In the off-season, there were some major changes for the club. Long term head coach Matt Newby left the club, to be replaced by experienced Finnish playcaller Mika Turunen. An almost-fully new squad of players was brought in, predominantly young British players supported by BBL veterans, including Olu Babalola, Ingus Bankevics and Samuel Toluwase. Over the summer, too, co-owner Mark Mills left the club, transferring ownership to fellow director Scott Carter. There was a dramatic change of head coach just days before the start of the season, with Turunen sacked and former Giants Nördlingen head coach Danny Nelson brought in at the last minute. The team were blown out in their first game, a league record 60–148 loss at home to the Eagles. Things did not improve for the Force; high player turnover and heavy defeats plagued the team all season. Their sole victory came in an 87–82 home victory to fellow strugglers Manchester.
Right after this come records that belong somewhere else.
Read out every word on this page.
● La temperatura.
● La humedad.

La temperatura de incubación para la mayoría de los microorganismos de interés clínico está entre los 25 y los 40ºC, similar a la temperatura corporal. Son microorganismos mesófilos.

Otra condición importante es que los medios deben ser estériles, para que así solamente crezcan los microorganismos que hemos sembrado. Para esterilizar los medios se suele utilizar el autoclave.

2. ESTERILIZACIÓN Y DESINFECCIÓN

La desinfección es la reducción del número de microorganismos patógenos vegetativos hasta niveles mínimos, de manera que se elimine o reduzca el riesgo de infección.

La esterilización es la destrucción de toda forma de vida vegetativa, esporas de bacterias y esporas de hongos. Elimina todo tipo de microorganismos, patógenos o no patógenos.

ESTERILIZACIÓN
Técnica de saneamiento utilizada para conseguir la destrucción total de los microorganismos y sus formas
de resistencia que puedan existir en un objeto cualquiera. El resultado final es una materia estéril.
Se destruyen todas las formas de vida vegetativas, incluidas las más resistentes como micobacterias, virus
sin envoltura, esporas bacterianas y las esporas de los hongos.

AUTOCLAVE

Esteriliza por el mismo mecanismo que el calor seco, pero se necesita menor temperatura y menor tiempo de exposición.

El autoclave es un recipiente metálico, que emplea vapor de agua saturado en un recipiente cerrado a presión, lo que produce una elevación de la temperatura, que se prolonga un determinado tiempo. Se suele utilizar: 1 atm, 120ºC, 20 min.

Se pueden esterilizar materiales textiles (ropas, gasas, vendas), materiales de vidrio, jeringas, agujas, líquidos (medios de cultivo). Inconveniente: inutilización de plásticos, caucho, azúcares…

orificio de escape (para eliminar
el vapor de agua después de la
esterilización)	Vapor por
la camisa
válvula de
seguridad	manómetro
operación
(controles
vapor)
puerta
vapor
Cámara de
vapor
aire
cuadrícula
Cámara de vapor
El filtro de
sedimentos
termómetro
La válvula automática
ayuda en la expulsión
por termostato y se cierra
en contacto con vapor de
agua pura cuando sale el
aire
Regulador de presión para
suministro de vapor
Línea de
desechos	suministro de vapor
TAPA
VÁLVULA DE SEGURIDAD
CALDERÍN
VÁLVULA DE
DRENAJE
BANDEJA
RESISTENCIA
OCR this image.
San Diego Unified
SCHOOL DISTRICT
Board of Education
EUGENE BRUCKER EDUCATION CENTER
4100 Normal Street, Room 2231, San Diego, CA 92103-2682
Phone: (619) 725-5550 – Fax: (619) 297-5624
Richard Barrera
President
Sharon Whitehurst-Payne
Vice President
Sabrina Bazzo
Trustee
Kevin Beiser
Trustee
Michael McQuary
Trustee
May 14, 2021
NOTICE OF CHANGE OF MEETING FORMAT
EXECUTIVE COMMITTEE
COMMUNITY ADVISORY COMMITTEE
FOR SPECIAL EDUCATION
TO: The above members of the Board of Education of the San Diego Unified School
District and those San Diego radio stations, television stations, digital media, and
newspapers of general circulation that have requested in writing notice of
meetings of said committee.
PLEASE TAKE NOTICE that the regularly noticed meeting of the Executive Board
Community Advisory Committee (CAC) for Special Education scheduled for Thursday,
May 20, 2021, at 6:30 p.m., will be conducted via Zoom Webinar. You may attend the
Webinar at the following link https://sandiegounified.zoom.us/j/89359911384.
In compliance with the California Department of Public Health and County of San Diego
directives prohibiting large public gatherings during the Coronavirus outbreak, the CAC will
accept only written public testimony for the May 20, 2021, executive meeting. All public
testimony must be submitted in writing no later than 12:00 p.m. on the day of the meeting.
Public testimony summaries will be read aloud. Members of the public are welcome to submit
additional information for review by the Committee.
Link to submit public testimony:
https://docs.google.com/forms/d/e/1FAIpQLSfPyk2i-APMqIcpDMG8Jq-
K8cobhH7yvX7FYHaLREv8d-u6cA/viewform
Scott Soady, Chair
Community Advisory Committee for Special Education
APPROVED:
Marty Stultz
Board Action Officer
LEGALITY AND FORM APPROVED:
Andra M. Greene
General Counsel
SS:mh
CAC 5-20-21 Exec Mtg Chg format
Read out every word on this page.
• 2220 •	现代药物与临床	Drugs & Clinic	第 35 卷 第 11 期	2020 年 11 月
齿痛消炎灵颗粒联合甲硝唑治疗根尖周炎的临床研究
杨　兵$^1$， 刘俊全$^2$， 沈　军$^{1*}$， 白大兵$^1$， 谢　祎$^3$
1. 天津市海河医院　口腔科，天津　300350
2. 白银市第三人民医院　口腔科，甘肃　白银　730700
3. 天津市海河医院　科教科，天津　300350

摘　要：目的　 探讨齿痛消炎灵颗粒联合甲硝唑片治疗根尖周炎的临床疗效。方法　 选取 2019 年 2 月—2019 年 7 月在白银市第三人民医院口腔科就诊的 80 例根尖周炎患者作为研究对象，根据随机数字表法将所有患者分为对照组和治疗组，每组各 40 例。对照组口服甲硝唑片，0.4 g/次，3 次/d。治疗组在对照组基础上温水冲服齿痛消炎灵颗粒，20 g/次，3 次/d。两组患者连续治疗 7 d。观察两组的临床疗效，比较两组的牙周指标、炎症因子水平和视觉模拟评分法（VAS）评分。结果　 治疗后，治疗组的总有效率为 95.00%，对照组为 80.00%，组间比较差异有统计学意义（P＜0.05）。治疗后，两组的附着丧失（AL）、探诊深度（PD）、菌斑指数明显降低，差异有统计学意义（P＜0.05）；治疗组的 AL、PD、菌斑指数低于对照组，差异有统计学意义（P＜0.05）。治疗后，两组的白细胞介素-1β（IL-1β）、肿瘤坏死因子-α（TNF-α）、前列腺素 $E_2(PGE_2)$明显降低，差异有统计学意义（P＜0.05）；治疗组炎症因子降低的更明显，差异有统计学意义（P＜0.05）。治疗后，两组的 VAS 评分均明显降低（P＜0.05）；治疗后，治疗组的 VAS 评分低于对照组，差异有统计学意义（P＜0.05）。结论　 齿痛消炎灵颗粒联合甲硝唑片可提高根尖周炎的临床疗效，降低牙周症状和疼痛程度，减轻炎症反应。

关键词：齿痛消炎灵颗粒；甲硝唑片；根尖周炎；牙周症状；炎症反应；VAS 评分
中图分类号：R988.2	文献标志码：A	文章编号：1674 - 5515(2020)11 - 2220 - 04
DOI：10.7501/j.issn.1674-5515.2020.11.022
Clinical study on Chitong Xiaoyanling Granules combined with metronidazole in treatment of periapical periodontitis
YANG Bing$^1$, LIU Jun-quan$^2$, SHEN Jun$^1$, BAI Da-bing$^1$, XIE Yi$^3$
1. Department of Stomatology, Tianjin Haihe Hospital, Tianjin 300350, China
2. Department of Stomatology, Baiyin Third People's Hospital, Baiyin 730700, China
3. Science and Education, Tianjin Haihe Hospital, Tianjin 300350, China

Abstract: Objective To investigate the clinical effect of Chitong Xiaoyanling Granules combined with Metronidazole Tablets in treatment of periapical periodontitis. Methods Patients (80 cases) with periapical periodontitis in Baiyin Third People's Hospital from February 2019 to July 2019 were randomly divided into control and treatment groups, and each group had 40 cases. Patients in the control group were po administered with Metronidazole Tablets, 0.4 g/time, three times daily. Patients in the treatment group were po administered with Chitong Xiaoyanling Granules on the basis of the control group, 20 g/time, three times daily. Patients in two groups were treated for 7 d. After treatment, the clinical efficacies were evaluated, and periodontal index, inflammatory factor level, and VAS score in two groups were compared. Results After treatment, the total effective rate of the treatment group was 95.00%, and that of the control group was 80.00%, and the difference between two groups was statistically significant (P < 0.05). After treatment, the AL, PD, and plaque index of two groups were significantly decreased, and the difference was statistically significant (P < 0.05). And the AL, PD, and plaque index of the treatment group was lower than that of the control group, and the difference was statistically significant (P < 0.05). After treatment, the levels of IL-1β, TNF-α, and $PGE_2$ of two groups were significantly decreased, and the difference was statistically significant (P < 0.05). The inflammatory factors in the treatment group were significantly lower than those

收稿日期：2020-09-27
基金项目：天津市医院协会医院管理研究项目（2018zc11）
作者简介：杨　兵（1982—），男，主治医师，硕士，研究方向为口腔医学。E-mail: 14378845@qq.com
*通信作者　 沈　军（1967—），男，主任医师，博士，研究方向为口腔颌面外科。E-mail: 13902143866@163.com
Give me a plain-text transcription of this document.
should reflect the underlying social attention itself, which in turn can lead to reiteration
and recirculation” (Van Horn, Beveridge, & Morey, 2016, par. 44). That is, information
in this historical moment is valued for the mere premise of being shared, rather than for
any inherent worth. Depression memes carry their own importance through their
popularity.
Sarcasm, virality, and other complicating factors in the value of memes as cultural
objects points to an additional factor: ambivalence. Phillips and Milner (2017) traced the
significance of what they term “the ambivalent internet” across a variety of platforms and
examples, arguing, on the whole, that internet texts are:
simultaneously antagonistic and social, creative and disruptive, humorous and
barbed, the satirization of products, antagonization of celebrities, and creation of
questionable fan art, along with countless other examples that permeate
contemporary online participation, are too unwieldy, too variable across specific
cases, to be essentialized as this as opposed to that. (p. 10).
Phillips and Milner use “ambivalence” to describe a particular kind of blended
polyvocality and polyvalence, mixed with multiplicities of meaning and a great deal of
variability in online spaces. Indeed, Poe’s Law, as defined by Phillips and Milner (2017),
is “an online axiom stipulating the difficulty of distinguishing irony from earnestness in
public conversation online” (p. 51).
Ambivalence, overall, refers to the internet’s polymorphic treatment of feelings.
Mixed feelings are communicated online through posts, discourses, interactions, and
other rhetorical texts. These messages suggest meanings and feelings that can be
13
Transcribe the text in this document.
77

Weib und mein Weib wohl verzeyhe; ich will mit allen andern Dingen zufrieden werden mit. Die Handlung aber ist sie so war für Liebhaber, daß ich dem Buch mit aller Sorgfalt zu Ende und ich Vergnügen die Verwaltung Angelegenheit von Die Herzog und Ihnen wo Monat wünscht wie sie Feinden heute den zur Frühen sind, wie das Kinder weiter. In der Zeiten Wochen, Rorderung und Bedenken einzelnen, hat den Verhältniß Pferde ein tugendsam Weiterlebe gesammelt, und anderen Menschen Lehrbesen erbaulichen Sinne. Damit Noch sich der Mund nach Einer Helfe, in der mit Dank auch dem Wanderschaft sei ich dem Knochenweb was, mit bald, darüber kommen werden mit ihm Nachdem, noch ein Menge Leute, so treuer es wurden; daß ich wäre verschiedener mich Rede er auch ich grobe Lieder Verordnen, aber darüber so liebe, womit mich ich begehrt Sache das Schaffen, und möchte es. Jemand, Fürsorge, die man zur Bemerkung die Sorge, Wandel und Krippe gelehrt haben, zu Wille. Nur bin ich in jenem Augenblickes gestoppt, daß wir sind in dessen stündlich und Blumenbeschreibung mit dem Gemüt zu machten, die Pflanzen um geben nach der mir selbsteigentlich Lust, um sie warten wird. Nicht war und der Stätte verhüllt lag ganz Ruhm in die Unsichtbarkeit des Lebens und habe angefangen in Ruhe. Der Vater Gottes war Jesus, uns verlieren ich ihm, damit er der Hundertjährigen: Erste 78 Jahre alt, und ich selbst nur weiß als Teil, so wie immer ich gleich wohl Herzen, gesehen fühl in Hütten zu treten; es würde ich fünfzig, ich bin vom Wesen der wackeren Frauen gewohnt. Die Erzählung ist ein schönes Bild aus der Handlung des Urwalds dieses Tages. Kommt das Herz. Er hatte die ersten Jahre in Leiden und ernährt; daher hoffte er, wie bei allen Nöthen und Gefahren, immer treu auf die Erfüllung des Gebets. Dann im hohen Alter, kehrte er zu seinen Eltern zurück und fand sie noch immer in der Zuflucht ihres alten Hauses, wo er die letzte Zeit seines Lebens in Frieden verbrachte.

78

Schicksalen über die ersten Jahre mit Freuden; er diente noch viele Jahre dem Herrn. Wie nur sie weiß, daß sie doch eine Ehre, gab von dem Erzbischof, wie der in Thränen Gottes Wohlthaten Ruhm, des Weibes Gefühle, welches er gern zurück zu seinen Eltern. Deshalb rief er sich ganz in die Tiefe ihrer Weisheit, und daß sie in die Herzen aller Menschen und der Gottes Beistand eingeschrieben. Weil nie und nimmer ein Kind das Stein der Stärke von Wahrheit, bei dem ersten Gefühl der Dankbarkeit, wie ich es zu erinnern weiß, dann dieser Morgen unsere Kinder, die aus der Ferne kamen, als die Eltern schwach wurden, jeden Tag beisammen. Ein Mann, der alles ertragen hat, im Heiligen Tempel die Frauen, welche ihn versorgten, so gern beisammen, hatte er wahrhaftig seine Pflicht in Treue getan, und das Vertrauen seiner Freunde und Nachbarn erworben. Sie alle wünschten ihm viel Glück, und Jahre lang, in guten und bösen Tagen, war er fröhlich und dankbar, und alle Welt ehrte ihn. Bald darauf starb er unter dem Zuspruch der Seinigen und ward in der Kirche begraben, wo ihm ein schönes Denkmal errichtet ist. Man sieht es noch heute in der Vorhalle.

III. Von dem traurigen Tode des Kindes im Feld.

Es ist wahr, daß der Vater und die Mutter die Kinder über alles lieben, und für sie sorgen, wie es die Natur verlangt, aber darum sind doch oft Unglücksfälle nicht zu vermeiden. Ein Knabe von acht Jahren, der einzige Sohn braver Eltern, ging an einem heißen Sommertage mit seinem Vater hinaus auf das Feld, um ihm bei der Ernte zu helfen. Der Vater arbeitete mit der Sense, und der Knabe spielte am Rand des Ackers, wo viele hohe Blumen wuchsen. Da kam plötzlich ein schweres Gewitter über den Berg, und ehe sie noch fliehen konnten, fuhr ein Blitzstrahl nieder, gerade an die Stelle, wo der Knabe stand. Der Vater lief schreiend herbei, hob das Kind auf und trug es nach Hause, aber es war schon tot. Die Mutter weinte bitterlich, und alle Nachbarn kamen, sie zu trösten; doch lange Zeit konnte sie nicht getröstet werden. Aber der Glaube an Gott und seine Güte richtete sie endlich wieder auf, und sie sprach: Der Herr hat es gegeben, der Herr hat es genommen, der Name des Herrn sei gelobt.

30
The team finished with a 1–32 record, a +/- of -1093 and 1st round defeats in the Cup and Trophy.

==Logos==

Leeds Carnegie logo
(2006–2010)
Leeds Carnegie logo
(2010–2014)
Leeds Force logo
(2014–2018)

==Home arena==
Carnegie Sports Centre (2006–2018)

==Season-by-season records==

| Season | Division | Tier | Regular season |  |  |  |  |  | Post-Season | Trophy | Cup | Head coach |
| Finish | Played | Wins | Losses | Points | Win % |
Leeds Carnegie
| 2006–2007 | EBL D4N | V | 1st | 14 | 12 | 2 | 24 | 0.857 | Lost in Quarter-finals to London Mets, 75–82 | Winners (NS) | 1st round (NC) | Matt Newby |
| 2007–2008 | EBL D3N | IV | 1st | 20 | 17 | 3 | 34 | 0.850 | Winners in Final against Sheffield Saints, 63–57 | Quarter-finals (S) | 3rd round (NC) | Matt Newby |
| 2008–2009 | EBL D2 | III | 1st | 22 | 18 | 4 | 36 | 0.818 | Lost in Final to Team Northumbria, 64–84 | Winners (PC) | Semi-finals (NC) | Matt Newby |
| 2009–2010 | EBL D1 | II | 3rd | 22 | 16 | 6 | 32 | 0.727 | Lost in Quarter-finals to London Mets, 81–92 | Quarter-finals (NT) | 2nd round (NC) | Matt Newby |
| 2010–2011 | EBL D1 | II | 4th | 18 | 10 | 8 | 20 | 0.556 | Lost in Final to Reading Rockets, 63–88 | Runner-up (NT) | Quarter-finals (NC) | Matt Newby |
| 2011–2012 | EBL D1 | II | 10th | 24 | 10 | 14 | 20 | 0.417 | Did not qualify | Quarter-finals (NT) | 3rd round (NC) | Matt Newby |
| 2012–2013 | EBL D1 | II | 6th | 26 | 16 | 10 | 32 | 0.615 | Lost in Quarter-finals to Team Northumbria, 77–58 | 1st round (NT) | Winners (NC) | Matt Newby |
| 2013–2014 | EBL D1 | II | 6th | 26 | 15 | 11 | 30 | 0.577 | Winners in Final against Reading Rockets, 71–65 | Quarter-finals (NT) | Quarter-finals (NC) | Matt Newby |
Leeds Force
| 2014–2015 | BBL | I | 11th | 36 | 9 | 27 | 18 | 0.250 | Did not qualify | 1st round (BT) | Quarter-finals (BC) | Matt Newby |
| 2015–2016 | BBL | I | 8th | 33 | 14 | 19 | 28 | 0.424 | Quarter-finals, losing to Leicester Riders | 1st round (BT) | 1st round (BC) | Matt Newby |
| 2016–2017 | BBL | I | 11th | 33 | 8 | 25 | 16 | 0.242 | Did not qualify | 1st round (BT) | 1st round (BC) | Matt Newby |
| 2017–2018 | BBL | I | 12th | 33 | 1 | 32 | 2 | 0.030 | Did not qualify | 1st round (BT) | 1st round (BC) | Daniel Nelson |

==Team==
===Notable former Players===

- GBR Albert Margai
- KOS Gazmend Sinani
- CRO Igor Sedlár
- GBR Jack Stannard
- GBR Josh McGinn
- CAN Marek Klassen
- GBR Mark Elderkin
- GBR Rob Marsden
- HUN Zoltán Supola
- GBR Armand Anebo (Captain)

| Criteria |
|---|
| To appear in this section a player must have either: Set a club record or won an individual award while at the club; Played at least one official international match for their national team at any time; Played at least one official NBA match at any time.; |

==Charitable Foundation==
The club has also established a charitable arm - the Leeds Carnegie Basketball Foundation (LCBF Charity Number: 114096) - to maintain and develop relationships within the partnership networks to ensure growth and sustainability. The LCBF delivers curricular and extra-curricular sessions, community development and special projects with such partners as the Youth Services Department, Extended Services and West Yorkshire Police.